Жак-француз. В память о ГУЛАГе (Росси, Сард) - страница 163

Я был очень раз увидеться с Франсуа П.; его уж не знаю под каким предлогом привели под строгой охраной в фотомастерскую, где я работал с тех пор, как меня без объяснений уволили из бюро научной информации. Впервые за долгие годы я говорил по-французски с настоящим французом. Какой я был простачок! Говорить на иностранном языке было уже само по себе правонарушением. Мне следовало догадаться, что всё это подстроено. Ну как я мог вообразить, зная, где живу, что вся эта история – не ловушка? Властям было необходимо, чтобы я лично был знаком с человеком, с которым мы будем вместе обвиняться в создании заговора.
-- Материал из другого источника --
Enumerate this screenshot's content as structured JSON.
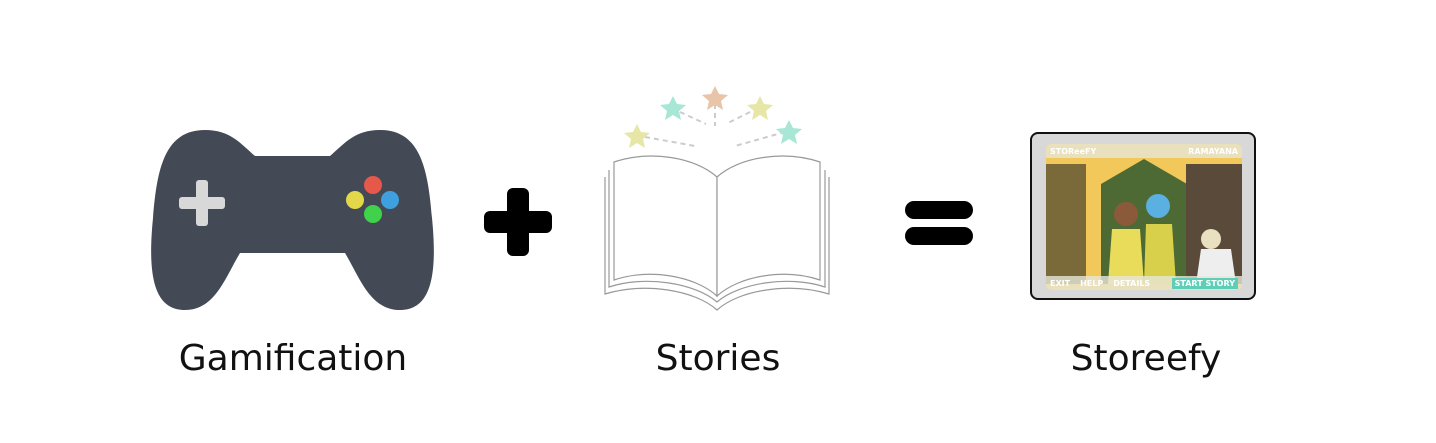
{
  "labels": {
    "left": "Gamification",
    "middle": "Stories",
    "right": "Storeefy"
  },
  "operators": {
    "plus": "+",
    "equals": "="
  },
  "tablet": {
    "brand": "STOReeFY",
    "title": "RAMAYANA",
    "buttons": [
      "EXIT",
      "HELP",
      "DETAILS",
      "START STORY"
    ]
  },
  "colors": {
    "controller": "#434a56",
    "accent": "#5ecfb6"
  }
}
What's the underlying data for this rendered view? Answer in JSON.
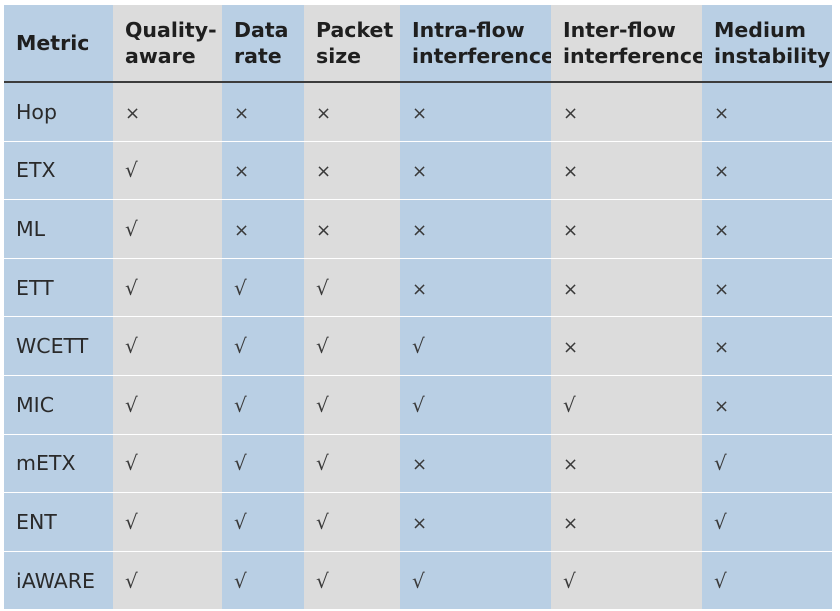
{
  "table": {
    "headers": [
      {
        "lines": [
          "Metric"
        ]
      },
      {
        "lines": [
          "Quality-",
          "aware"
        ]
      },
      {
        "lines": [
          "Data",
          "rate"
        ]
      },
      {
        "lines": [
          "Packet",
          "size"
        ]
      },
      {
        "lines": [
          "Intra-flow",
          "interference"
        ]
      },
      {
        "lines": [
          "Inter-flow",
          "interference"
        ]
      },
      {
        "lines": [
          "Medium",
          "instability"
        ]
      }
    ],
    "rows": [
      {
        "metric": "Hop",
        "cells": [
          "×",
          "×",
          "×",
          "×",
          "×",
          "×"
        ]
      },
      {
        "metric": "ETX",
        "cells": [
          "√",
          "×",
          "×",
          "×",
          "×",
          "×"
        ]
      },
      {
        "metric": "ML",
        "cells": [
          "√",
          "×",
          "×",
          "×",
          "×",
          "×"
        ]
      },
      {
        "metric": "ETT",
        "cells": [
          "√",
          "√",
          "√",
          "×",
          "×",
          "×"
        ]
      },
      {
        "metric": "WCETT",
        "cells": [
          "√",
          "√",
          "√",
          "√",
          "×",
          "×"
        ]
      },
      {
        "metric": "MIC",
        "cells": [
          "√",
          "√",
          "√",
          "√",
          "√",
          "×"
        ]
      },
      {
        "metric": "mETX",
        "cells": [
          "√",
          "√",
          "√",
          "×",
          "×",
          "√"
        ]
      },
      {
        "metric": "ENT",
        "cells": [
          "√",
          "√",
          "√",
          "×",
          "×",
          "√"
        ]
      },
      {
        "metric": "iAWARE",
        "cells": [
          "√",
          "√",
          "√",
          "√",
          "√",
          "√"
        ]
      }
    ]
  },
  "colors": {
    "blue_column": "#b9cfe4",
    "gray_column": "#dcdcdc",
    "header_rule": "#3c3c3c"
  }
}
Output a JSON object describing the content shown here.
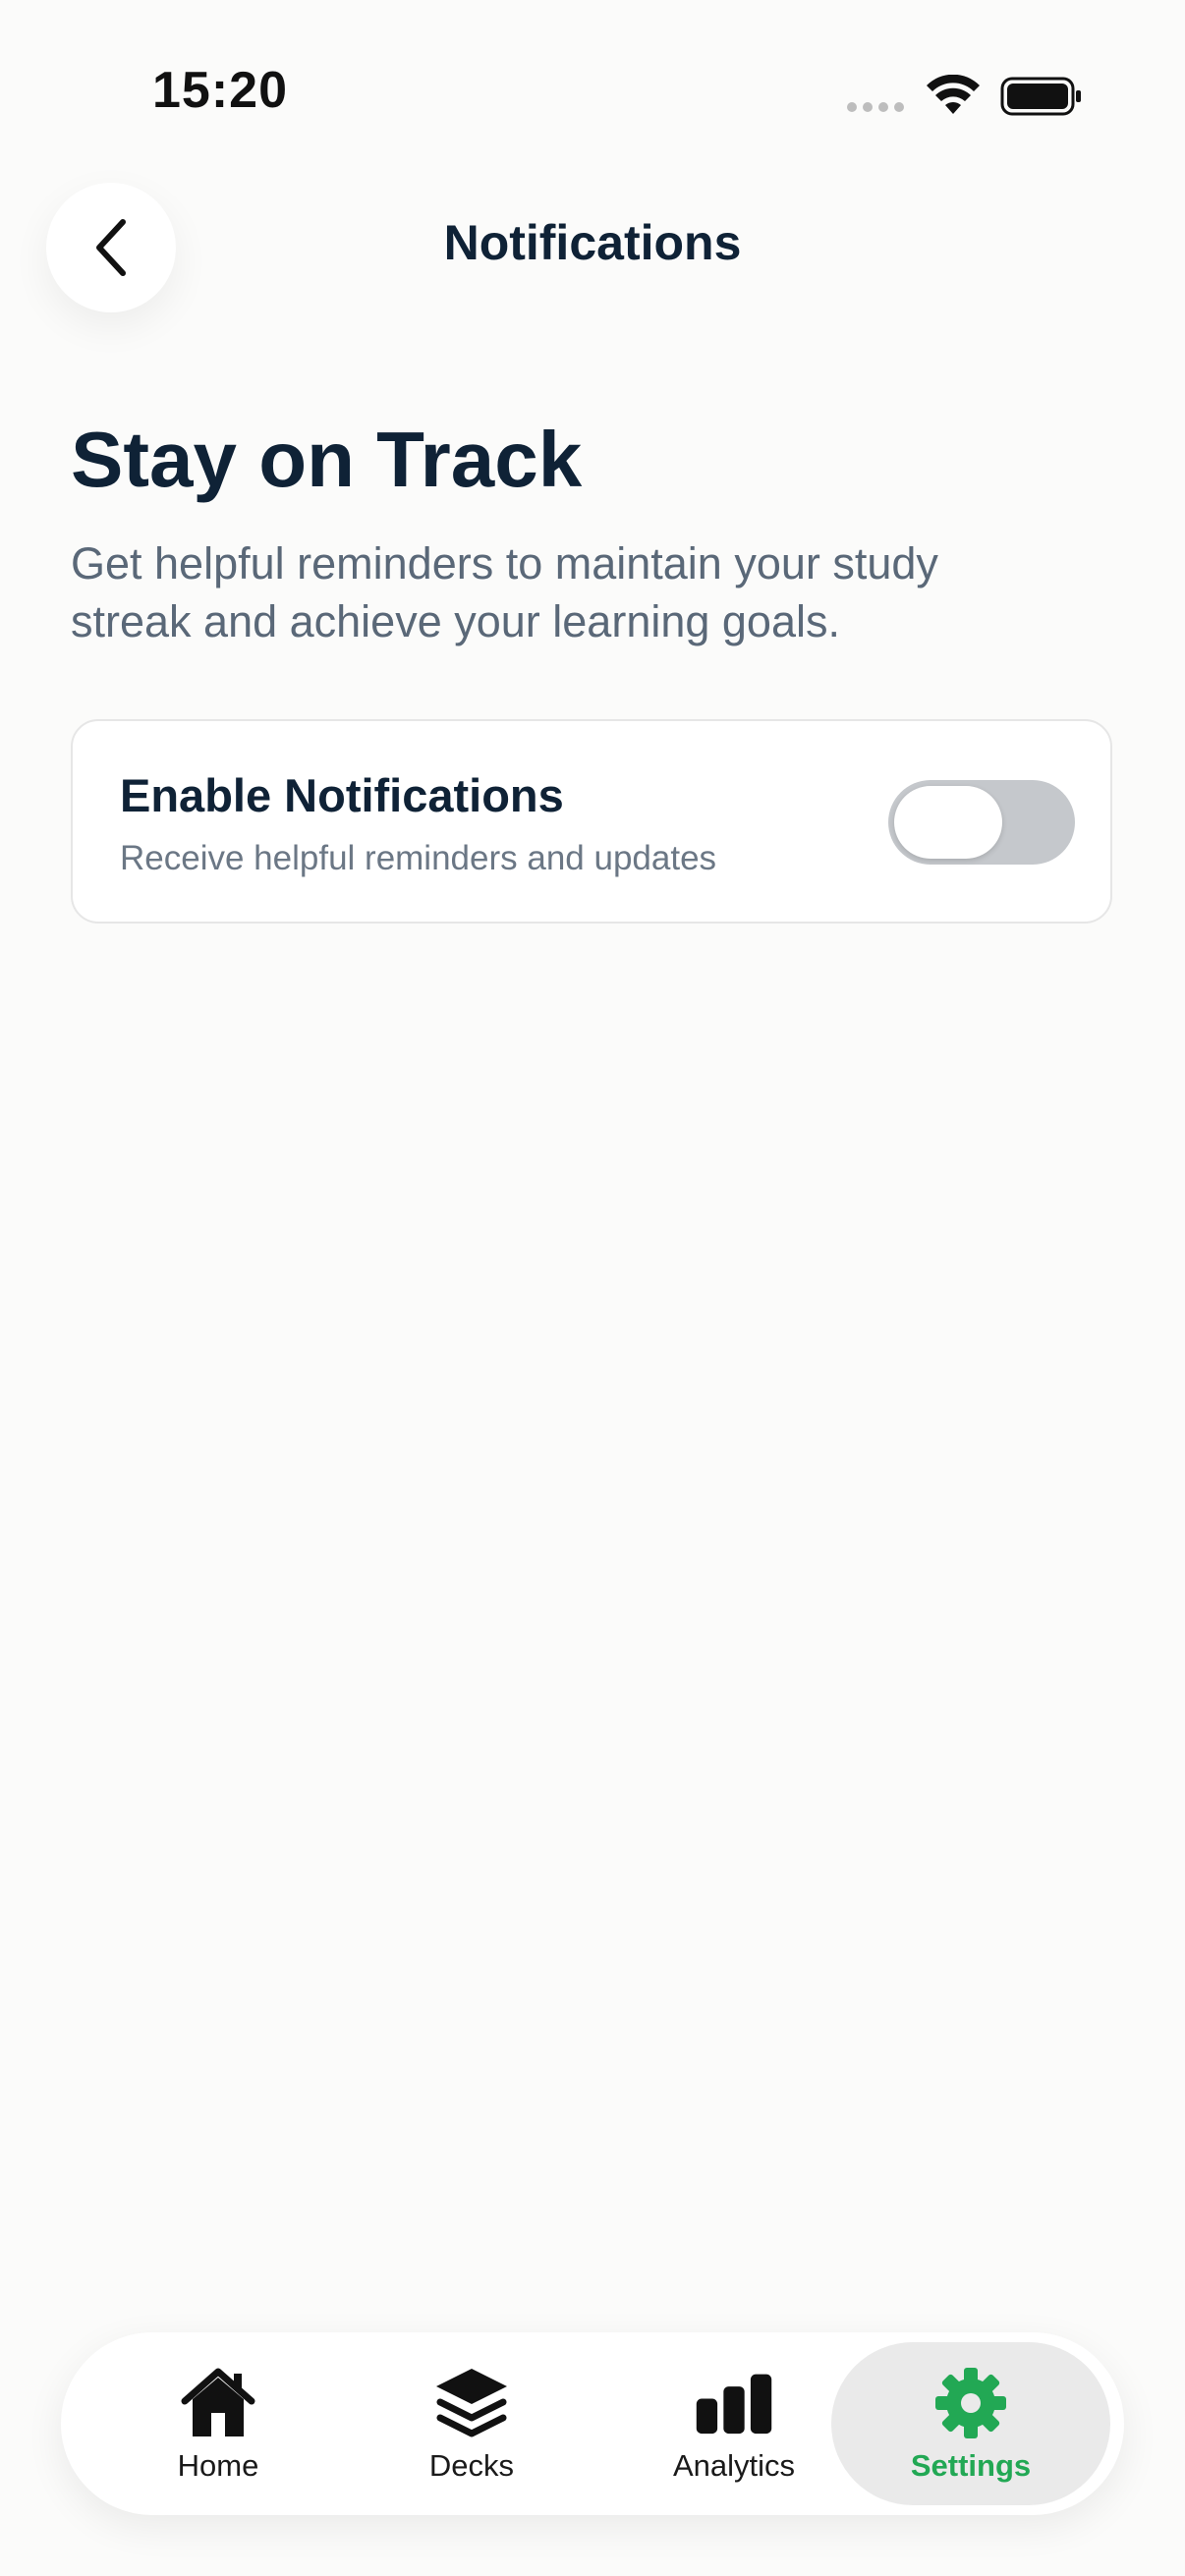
{
  "status_bar": {
    "time": "15:20"
  },
  "header": {
    "title": "Notifications",
    "back_icon": "chevron-left-icon"
  },
  "hero": {
    "heading": "Stay on Track",
    "subtitle": "Get helpful reminders to maintain your study streak and achieve your learning goals."
  },
  "notifications_card": {
    "title": "Enable Notifications",
    "description": "Receive helpful reminders and updates",
    "toggle_on": false
  },
  "tab_bar": {
    "items": [
      {
        "label": "Home",
        "icon": "house-icon",
        "active": false
      },
      {
        "label": "Decks",
        "icon": "stack-icon",
        "active": false
      },
      {
        "label": "Analytics",
        "icon": "bar-chart-icon",
        "active": false
      },
      {
        "label": "Settings",
        "icon": "gear-icon",
        "active": true
      }
    ]
  },
  "colors": {
    "accent": "#22A854",
    "text_primary": "#0F2236",
    "text_secondary": "#5A6878",
    "toggle_off": "#C5C8CC",
    "background": "#FBFBFA"
  }
}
Олег П., ревностный посредник, принес мне очень подробный секретный план норильского региона и предложил его сфотографировать, чтобы переслать послу Франции. Идея заключалась в том, чтобы привлечь внимание Франции к судьбе ее несчастного гражданина, патриота и участника Сопротивления Франсуа П., приговоренного к двадцати пяти годам спецлагерей особо строгого режима. Олег П. заверил меня, что этот снимок позволит французам, не имеющим ни малейшего понятия о Норильске, лучше понять, где Франсуа П. находится. Сам он, мол, как раз собирается в Москву в командировку, где найдет возможность передать во французское консульство мое письмо с ходатайством за соотечественника и снимок, который, по словам Олега, облегчит французам поиски. Позже в моем обвинительном деле я обнаружил этот снимок в трех экземплярах – предполагалось, что его передадут и в английское и американское консульства.

Паутину сплели очень ловко, всё было рассчитано на то, что я в нее попаду. Олег П. проявил и передал мне снимок, который я сделал. Несколько дней спустя тот же Олег П. назначил мне свидание в своей гостинице. Я должен был принести письмо и снимок с планом. Олег торопился: на другой день он уезжал в Москву. Я, опытный секретный агент, привыкший к нелегальным заданиям, приготовил для него книгу, чтобы ему не пришлось везти письмо в кармане: пустив в ход знакомый прием, я спрятал письмо и снимок под переплет, а потом тщательно его подклеил. И вот я явился в гостиницу с этим “взрывоопасным” грузом, понимая, разумеется, что рискую, но намереваясь во что бы то ни стало поддержать соотечественника.

Шел март 1949 года, день клонился к вечеру. Помню, что, когда я пришел на встречу, было уже очень темно. У входа меня поджидал следователь Арсеньев, чтобы отобрать у меня улику прежде, чем я войду в гостиницу. И вот я в милиции, в кабинете Арсеньева. Он, конечно, ликовал, но продолжал играть роль. Как будто не он расставил ловушку, чтобы меня заманить и засадить снова, на этот раз так надолго, что если бы не смерть Сталина и ее последствия, я бы сидел и до сих пор.